I appreciate how you include the health insurance premiums withheld from the paycheck in your monthly spending. When we were working, I did that too. But I don’t see a lot of other people track it that way and it always confused me. Sure the amount is usually subsidized by work and comes out of the paycheck, but it is a still a true expense.
We started a big home renovation project in June, which is really going to mess up our expense tracking. So I will track our spending with and without the home reno. Most of the analytics I run will be without the reno, otherwise the trends will really look wonky!
Mrs. RichFrugalLife
Thank you for the comment and kind words! Milestones are always fun to celebrate, especially on a long journey.
I don’t quite understand the use of take-home pay in determining savings rates or monthly spending. Unless you’re planning to go without insurance, health premiums are a necessary & actual cost. Similarly, take-home pay doesn’t give people credit for any pre-tax savings also withheld from paychecks like 401k or HSA contributions, which I think should count as savings. I guess to each his own.
We do the same as your planning for home renovations – we set aside money for our large renovation (when will it end?!) and track the spending. However, I exclude from our monthly expense numbers because that’s not representative of our normal spending for retirement planning purposes. While everyone will probably remodel something every now and then, a large renovation project is not a normal recurring expense and can skew the numbers for forecasting or tracking progress.
Allen @ freedomJarFIRE
That’s awesome, congratulations! Since I’m a little late here…has a sense of liberation set in yet? Knowing you have that *out* must feel empowering.
Sorry I didn’t see this in time to vote for you in the Plutus awards thing, I very much enjoy your blog!
Mrs. RichFrugalLife
Thank you, Allen. Always appreciate your comments and kind support! 🙂
To answer your question, yes. Although reaching Lean FI was fun to celebrate and definitely provides an extra layer of freedom, I’ve been feeling quite liberated for a while now.

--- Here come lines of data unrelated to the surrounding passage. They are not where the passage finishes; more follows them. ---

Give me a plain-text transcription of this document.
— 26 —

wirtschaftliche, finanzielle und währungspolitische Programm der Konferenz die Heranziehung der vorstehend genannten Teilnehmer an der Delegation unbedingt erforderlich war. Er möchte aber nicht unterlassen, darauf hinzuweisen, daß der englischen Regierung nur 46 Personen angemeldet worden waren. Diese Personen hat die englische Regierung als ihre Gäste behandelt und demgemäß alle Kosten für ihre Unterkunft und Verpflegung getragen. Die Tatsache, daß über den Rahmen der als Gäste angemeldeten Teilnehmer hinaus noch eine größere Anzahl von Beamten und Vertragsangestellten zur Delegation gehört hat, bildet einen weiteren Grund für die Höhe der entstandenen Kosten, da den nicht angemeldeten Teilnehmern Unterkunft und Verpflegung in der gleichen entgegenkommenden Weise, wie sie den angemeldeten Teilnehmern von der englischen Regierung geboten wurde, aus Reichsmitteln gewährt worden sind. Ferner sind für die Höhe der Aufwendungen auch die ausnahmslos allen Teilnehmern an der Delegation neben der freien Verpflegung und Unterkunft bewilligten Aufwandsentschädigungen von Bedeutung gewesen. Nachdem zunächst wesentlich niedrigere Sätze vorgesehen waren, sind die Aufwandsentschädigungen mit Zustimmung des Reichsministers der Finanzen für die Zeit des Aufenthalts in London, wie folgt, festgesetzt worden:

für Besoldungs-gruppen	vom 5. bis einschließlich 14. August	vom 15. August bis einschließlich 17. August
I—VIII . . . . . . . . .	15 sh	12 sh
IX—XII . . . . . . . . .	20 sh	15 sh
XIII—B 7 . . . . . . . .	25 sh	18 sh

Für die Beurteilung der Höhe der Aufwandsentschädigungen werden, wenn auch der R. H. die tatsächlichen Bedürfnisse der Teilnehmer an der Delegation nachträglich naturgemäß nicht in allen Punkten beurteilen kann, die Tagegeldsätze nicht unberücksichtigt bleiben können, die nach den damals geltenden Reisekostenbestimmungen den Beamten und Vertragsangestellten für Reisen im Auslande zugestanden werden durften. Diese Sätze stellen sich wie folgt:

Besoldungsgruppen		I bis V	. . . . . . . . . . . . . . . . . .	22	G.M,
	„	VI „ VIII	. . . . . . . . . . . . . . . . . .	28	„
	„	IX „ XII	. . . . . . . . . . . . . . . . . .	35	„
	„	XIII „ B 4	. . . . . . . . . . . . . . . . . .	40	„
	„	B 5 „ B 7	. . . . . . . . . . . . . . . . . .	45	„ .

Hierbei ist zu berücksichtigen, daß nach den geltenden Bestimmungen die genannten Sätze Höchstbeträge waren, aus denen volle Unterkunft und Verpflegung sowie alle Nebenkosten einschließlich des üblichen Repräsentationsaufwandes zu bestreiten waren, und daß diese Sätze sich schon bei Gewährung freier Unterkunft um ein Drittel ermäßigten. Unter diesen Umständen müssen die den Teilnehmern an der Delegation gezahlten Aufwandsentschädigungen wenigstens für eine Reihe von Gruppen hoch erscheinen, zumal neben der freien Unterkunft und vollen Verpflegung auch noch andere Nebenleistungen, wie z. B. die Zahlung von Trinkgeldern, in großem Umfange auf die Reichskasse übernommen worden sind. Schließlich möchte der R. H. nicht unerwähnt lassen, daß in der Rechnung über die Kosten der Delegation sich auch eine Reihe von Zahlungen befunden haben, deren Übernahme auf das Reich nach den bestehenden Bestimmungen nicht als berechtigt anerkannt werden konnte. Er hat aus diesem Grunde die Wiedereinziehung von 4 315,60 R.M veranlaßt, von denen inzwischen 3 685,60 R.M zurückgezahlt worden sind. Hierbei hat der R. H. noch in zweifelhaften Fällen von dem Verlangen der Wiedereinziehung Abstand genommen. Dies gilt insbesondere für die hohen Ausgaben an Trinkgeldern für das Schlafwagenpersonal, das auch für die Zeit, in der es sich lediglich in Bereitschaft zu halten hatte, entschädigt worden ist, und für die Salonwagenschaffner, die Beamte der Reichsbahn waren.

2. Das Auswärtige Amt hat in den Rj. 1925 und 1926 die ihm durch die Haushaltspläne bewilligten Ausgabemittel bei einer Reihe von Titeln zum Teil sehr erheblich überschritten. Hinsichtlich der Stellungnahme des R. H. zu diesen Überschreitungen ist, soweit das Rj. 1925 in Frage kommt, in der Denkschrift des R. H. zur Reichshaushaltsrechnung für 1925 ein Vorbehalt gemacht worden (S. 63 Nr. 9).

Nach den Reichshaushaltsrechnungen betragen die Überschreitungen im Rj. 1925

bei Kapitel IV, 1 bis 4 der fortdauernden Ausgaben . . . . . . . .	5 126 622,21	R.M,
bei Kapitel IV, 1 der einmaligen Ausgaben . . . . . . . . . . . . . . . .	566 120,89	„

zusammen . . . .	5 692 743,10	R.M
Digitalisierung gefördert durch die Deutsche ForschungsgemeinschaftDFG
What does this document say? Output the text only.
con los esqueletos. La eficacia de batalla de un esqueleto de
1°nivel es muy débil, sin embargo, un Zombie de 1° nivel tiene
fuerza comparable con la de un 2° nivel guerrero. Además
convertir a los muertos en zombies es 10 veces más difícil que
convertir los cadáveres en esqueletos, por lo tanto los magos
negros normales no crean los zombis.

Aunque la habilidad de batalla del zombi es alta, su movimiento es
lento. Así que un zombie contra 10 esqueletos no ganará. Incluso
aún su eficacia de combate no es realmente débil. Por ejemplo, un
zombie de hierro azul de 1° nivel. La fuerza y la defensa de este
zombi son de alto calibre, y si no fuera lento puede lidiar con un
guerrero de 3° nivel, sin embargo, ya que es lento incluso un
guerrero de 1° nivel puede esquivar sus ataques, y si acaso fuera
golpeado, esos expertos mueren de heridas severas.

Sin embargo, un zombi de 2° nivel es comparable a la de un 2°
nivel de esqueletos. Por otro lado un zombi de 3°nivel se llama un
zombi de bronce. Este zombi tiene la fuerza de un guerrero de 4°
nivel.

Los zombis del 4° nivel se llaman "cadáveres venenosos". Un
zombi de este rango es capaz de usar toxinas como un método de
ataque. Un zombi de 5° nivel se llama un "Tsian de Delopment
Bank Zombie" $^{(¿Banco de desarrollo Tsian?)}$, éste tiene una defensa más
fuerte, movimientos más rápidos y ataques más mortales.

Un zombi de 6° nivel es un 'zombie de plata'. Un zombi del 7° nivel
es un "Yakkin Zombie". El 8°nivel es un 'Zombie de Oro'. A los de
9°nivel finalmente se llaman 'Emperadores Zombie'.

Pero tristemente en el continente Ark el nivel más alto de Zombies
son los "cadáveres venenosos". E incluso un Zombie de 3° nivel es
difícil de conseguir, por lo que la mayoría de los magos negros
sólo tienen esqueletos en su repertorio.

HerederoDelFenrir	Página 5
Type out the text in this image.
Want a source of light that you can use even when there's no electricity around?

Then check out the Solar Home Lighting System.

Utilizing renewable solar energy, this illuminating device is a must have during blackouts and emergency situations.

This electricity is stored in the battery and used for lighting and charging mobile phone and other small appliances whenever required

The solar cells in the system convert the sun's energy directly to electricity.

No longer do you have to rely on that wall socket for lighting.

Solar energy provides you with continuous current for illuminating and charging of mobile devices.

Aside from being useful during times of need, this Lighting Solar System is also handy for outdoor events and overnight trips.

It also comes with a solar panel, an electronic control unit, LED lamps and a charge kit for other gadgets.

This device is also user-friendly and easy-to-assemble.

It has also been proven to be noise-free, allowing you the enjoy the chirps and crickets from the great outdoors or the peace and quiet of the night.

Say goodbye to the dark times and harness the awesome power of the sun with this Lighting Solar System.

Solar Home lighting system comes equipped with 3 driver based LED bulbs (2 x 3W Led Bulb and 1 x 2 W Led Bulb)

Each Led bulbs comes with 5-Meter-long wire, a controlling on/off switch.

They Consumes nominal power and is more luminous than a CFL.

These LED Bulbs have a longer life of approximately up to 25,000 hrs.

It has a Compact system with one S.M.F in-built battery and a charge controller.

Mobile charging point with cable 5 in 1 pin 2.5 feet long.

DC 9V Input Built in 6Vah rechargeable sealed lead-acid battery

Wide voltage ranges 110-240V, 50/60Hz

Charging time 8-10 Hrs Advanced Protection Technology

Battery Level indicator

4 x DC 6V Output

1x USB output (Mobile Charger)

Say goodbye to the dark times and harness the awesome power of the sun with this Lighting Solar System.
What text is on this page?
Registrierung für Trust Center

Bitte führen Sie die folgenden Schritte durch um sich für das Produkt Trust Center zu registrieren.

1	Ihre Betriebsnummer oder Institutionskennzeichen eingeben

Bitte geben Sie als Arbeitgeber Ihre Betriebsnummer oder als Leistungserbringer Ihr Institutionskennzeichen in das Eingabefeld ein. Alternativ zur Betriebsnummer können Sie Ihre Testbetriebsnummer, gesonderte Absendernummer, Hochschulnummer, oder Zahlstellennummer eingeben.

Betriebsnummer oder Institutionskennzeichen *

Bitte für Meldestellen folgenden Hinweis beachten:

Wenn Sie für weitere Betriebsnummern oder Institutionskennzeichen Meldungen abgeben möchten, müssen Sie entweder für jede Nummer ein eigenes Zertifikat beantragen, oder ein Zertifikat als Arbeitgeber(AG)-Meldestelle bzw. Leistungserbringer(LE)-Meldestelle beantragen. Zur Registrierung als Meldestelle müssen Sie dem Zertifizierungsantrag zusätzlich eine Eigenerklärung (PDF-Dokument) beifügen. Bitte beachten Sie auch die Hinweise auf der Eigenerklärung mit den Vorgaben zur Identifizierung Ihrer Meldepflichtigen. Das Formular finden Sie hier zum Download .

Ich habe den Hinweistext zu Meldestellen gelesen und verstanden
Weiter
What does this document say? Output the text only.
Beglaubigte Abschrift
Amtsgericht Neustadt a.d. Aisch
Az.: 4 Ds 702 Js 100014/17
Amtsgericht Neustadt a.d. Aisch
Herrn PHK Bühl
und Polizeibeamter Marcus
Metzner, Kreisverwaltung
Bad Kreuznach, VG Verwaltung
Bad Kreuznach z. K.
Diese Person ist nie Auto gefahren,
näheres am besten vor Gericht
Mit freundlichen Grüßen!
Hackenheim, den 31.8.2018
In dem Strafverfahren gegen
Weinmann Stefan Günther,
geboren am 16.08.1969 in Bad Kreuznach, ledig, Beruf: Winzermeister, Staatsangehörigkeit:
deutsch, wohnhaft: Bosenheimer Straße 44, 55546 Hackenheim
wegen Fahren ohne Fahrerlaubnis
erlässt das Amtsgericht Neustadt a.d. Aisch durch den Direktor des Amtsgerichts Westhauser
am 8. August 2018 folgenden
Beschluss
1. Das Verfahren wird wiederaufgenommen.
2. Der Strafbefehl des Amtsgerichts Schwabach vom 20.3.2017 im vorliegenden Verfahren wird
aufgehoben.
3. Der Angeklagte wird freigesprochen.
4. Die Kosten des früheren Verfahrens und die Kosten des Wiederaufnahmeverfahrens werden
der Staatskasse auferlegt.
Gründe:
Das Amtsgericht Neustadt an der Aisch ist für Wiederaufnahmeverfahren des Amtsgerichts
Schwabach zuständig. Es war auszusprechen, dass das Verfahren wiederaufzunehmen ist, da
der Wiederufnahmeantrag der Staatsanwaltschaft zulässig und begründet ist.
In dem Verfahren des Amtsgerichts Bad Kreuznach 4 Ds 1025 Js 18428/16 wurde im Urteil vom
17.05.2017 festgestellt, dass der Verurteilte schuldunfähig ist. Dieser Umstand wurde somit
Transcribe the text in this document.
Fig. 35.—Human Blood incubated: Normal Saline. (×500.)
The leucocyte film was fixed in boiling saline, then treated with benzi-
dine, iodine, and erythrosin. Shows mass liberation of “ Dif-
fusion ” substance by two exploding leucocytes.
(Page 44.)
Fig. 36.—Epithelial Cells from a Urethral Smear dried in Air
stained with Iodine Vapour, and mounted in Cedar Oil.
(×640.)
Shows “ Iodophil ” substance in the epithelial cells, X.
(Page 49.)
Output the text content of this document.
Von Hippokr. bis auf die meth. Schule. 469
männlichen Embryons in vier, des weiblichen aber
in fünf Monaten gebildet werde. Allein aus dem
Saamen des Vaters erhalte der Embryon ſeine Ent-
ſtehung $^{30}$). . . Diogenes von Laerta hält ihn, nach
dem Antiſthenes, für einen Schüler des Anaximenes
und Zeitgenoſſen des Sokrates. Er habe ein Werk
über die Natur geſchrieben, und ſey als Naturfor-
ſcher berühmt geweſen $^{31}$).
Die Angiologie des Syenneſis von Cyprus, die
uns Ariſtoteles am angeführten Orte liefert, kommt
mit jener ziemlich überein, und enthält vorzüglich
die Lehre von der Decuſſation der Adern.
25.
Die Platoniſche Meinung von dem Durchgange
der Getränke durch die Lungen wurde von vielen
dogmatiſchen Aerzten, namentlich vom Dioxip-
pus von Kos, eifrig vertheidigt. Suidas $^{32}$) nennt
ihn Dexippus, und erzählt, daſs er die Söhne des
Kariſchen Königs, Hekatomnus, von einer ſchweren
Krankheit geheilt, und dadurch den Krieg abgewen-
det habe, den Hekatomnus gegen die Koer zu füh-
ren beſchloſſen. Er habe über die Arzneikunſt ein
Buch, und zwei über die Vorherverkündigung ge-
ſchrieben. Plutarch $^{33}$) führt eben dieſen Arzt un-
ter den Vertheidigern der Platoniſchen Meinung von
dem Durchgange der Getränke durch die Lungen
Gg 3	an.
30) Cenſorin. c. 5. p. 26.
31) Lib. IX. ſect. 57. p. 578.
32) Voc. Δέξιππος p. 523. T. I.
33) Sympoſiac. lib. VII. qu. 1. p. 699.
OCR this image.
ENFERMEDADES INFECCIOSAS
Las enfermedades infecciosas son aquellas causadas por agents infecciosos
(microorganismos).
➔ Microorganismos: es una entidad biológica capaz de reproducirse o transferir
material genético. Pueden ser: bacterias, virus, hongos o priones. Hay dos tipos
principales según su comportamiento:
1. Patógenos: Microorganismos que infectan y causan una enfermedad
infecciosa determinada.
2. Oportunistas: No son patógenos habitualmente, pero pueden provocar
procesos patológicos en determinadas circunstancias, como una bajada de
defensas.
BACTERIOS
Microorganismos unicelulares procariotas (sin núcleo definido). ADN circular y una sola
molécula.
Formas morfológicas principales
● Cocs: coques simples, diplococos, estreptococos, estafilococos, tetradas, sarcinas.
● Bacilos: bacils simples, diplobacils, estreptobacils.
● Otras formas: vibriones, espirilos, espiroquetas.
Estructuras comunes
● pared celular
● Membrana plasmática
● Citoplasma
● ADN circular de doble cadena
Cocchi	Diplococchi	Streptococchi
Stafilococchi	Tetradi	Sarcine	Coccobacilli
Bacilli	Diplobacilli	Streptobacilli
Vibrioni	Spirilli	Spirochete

It’s amazing the sense of freedom and relief that comes with every step of this journey!
The biggest milestone for me was probably seeing how little our savings rate changed after I quit my job and we were living off one income and then realizing that we’d already passed “Coast FI” – which is where you only need to cover your expenses because your investments will grow to your target by traditional retirement age. Since our expenses aren’t very high, that sets the bar pretty low for the amount of income we’d need to bring in and takes the pressure off of saving more… which is a lot of freedom.